The two of them, following my eyes, saw him too.
“Is that an elf?” Dirk cried, “Yes! It is! A real Forest Elf! Wow! Vonnae, a Forest Person, they’re real!”
“Romulus,” I said, and as I said it, he raised his hand, the way humans do, the way Vonnae had acknowledged the Leopards, “He’s my friend.” Vonnae received that statement with a slight widening of her green, but said nothing, just filed it away with the other puzzling things she’d seen that afternoon.
Dirk raised his hand in reply, mirroring Romulus’ gesture, as did I, and Romulus melted into the forest. Dirk smiled to himself; he seemed deeply satisfied. This was the first contact, minimal though it was, between the two of them, whose adventures together were to span the world.
Vonnae asked me, “You want to come? To the House of Falcon, I mean.”
I may have asked Mind to show me House of Falcon; or memories, as Mind would call them, of my life there may have come to me unbidden; but in a few seconds, I glimpsed what was to come.

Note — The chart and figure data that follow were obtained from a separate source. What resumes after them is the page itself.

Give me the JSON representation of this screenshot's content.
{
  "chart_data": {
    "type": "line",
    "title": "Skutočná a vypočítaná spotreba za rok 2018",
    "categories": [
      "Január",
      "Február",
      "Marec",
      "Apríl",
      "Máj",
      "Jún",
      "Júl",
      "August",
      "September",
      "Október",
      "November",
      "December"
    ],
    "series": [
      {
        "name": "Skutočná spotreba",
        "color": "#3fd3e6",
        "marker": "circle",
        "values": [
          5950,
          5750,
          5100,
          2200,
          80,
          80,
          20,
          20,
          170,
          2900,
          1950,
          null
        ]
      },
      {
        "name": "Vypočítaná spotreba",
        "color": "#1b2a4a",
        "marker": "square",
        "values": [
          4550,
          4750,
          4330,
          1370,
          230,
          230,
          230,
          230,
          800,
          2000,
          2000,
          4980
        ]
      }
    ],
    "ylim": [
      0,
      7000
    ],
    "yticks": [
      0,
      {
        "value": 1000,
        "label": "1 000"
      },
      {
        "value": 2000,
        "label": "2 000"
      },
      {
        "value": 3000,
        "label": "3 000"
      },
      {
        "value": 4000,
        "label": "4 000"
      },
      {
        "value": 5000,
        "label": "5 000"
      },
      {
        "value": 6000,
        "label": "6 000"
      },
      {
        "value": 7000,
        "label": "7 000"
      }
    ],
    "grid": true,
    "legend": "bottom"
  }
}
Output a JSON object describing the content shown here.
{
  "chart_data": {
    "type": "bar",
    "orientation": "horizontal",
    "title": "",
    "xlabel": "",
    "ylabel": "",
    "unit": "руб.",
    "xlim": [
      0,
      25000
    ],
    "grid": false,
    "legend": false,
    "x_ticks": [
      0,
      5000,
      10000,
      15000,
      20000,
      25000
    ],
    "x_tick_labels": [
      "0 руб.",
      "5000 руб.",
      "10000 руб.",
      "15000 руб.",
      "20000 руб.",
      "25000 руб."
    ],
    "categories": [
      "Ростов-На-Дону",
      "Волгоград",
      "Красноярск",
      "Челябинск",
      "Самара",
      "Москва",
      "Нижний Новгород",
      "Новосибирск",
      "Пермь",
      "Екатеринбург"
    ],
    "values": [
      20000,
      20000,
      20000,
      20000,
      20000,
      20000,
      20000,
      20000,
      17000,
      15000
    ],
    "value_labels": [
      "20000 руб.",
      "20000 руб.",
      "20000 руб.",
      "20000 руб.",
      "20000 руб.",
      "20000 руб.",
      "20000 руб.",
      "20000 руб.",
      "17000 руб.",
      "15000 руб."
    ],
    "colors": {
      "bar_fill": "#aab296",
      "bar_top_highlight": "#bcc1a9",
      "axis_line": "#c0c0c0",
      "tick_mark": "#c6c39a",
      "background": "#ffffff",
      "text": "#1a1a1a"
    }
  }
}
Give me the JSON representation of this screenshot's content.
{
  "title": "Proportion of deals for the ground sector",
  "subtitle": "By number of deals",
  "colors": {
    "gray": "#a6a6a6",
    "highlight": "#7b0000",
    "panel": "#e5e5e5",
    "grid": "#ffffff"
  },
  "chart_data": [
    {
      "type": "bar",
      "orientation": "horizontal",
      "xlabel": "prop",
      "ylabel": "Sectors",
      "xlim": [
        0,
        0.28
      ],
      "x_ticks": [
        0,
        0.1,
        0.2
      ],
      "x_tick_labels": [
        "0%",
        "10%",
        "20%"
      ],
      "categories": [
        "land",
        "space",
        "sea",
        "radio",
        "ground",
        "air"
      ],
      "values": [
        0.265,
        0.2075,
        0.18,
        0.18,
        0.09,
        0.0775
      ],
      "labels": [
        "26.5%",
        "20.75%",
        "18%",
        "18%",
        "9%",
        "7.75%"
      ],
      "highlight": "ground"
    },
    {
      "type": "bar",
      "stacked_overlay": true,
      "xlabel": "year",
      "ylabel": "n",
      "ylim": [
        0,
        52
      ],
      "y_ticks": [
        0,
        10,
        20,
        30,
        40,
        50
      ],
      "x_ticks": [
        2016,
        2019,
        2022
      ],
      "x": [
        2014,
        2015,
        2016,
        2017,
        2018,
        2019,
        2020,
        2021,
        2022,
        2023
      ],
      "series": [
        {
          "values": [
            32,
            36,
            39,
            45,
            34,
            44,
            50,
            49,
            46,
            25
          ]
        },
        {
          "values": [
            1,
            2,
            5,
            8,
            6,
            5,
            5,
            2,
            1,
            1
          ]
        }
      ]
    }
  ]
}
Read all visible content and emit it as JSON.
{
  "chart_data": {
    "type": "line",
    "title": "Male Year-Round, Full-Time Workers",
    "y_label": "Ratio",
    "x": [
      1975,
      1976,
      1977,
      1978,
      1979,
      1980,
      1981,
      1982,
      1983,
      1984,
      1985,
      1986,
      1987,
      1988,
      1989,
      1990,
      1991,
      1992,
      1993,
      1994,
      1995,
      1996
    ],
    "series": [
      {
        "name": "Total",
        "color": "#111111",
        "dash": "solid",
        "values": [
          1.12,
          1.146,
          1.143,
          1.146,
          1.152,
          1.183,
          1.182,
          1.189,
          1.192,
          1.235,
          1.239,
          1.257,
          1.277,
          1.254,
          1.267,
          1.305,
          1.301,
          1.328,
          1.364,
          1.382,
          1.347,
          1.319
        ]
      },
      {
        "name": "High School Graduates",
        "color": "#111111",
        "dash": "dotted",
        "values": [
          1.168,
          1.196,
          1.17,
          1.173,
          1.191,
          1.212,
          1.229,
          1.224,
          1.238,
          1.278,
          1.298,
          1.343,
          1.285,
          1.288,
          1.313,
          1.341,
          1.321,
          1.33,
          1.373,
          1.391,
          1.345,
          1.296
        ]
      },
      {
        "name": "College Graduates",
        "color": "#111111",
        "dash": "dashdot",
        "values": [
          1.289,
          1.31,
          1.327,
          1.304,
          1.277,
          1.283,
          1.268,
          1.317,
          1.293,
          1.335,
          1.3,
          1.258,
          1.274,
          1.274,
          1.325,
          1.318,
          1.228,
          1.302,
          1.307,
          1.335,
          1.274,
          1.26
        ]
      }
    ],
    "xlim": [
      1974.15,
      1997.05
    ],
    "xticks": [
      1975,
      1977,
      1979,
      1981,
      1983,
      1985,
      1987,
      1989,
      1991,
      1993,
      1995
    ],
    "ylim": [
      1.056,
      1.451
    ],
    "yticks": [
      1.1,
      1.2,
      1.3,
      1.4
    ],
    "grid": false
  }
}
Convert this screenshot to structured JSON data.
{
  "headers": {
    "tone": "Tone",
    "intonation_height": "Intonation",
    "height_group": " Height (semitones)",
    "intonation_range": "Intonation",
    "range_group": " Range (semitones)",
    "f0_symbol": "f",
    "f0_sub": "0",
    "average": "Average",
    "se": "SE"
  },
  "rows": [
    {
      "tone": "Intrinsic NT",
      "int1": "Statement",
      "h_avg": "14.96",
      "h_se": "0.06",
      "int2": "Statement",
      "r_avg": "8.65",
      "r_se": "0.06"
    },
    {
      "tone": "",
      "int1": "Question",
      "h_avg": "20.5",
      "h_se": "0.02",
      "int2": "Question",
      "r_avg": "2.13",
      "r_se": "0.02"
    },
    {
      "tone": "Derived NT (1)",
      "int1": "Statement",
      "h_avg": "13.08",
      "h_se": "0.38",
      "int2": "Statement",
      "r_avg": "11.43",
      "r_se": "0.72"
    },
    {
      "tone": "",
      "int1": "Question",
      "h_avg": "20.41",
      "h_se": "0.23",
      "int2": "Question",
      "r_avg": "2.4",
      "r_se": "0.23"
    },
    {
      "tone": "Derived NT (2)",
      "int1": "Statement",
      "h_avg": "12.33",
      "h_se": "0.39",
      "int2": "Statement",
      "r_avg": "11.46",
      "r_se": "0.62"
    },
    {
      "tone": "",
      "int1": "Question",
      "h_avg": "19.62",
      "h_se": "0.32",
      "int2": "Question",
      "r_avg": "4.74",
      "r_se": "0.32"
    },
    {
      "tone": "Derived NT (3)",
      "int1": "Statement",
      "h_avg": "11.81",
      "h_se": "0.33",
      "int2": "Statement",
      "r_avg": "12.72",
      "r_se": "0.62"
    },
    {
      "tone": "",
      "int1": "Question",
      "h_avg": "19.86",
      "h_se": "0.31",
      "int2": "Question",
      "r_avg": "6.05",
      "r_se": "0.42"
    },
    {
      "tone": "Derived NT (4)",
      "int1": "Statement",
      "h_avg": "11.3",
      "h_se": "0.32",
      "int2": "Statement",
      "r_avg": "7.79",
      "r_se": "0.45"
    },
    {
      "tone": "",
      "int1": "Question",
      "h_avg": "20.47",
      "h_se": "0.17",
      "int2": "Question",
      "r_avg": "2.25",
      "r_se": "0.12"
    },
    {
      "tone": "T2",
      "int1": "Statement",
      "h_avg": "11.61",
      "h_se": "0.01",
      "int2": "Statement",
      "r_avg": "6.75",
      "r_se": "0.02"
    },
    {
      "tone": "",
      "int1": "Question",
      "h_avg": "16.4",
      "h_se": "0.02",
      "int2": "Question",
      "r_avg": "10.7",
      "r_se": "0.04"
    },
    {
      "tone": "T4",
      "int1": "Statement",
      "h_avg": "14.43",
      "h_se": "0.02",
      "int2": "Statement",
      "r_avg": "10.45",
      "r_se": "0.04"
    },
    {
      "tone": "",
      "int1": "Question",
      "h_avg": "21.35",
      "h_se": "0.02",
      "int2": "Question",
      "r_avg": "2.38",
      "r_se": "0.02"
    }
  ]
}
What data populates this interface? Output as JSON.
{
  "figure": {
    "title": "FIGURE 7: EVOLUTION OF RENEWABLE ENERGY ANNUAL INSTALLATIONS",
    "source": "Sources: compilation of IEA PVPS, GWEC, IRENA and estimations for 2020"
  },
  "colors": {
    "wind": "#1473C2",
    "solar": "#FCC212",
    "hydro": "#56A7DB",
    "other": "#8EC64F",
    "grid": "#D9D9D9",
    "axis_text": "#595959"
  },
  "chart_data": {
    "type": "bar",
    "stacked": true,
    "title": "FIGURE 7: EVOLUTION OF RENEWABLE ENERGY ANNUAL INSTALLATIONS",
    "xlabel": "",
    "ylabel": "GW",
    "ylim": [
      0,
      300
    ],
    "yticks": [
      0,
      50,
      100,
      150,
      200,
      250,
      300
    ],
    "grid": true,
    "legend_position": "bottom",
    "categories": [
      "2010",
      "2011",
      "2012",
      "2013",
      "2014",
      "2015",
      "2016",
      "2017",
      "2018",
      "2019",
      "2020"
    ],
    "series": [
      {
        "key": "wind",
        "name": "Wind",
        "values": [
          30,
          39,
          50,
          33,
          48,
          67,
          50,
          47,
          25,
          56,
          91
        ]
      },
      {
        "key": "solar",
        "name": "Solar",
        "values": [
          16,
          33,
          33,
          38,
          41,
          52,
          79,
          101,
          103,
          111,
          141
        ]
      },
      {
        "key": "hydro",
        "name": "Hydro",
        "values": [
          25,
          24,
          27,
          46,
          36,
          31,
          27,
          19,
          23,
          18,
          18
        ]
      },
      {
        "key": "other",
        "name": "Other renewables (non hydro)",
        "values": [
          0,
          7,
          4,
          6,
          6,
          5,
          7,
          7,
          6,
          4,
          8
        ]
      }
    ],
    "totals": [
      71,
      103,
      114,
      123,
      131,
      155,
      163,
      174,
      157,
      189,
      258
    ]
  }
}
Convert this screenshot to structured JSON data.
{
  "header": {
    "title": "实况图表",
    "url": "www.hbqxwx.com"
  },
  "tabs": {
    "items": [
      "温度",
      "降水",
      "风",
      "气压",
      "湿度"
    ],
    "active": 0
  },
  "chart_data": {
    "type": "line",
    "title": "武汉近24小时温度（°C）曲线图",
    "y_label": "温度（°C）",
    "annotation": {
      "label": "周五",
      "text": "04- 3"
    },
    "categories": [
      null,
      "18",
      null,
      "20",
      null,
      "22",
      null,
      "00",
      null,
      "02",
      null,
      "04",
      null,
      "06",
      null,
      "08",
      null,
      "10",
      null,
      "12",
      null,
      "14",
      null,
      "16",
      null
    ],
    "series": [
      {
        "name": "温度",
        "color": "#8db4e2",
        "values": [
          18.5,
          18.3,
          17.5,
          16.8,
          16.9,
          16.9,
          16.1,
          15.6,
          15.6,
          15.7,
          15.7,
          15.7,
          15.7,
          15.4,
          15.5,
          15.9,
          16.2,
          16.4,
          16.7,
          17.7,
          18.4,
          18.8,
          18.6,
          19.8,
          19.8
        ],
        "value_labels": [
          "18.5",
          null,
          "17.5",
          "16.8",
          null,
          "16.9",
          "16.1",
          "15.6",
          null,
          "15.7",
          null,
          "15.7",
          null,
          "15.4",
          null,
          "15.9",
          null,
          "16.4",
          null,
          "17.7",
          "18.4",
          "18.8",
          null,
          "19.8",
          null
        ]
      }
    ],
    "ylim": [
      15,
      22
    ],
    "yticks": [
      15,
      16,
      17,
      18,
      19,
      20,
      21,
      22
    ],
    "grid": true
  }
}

I saw myself on Vonnae’s shoulders as she carried me through the woods, teaching me the names of trees and flowers; I saw her spreading ointment on my legs, I saw her reading to me, and the two of us eating together, sometimes with others; I saw her preparing my food, washing my clothes, I saw myself asleep, cradled in her loving arms, and I saw in her eyes the imbhyran that is said to hold civilization from chaos, and I knew from where it came, from mother to son, tonokna to innikno.
I saw myself with Dirk, my neighbor at House of Dog, romping across field and forest and stream; and I saw him sharing with me the secret places he’d found or made, explaining to me what he’d discovered or was discovering about the world.
I saw myself, then, touching the big belly of a small woman with a pale, freckled face, and she saying to me, “Her name is Yaan,” and as she said the name and I felt a kick, the light of the fabled Summerlands that lie beyond the northern mountains surging through me.
And then I saw those northern mountains looming before me, the great white abyss that I would cross alone.
“You want to come?” Vonnae asked me as we floated up that evening river, and I may have nodded. I may have just looked at her. But, if she can say that she said “You’re beautiful,” when she pulled me from the river, then I can say that when I saw House of Falcon and the Norgold Mountains at the end of the bright road, I said, “Bring me home.”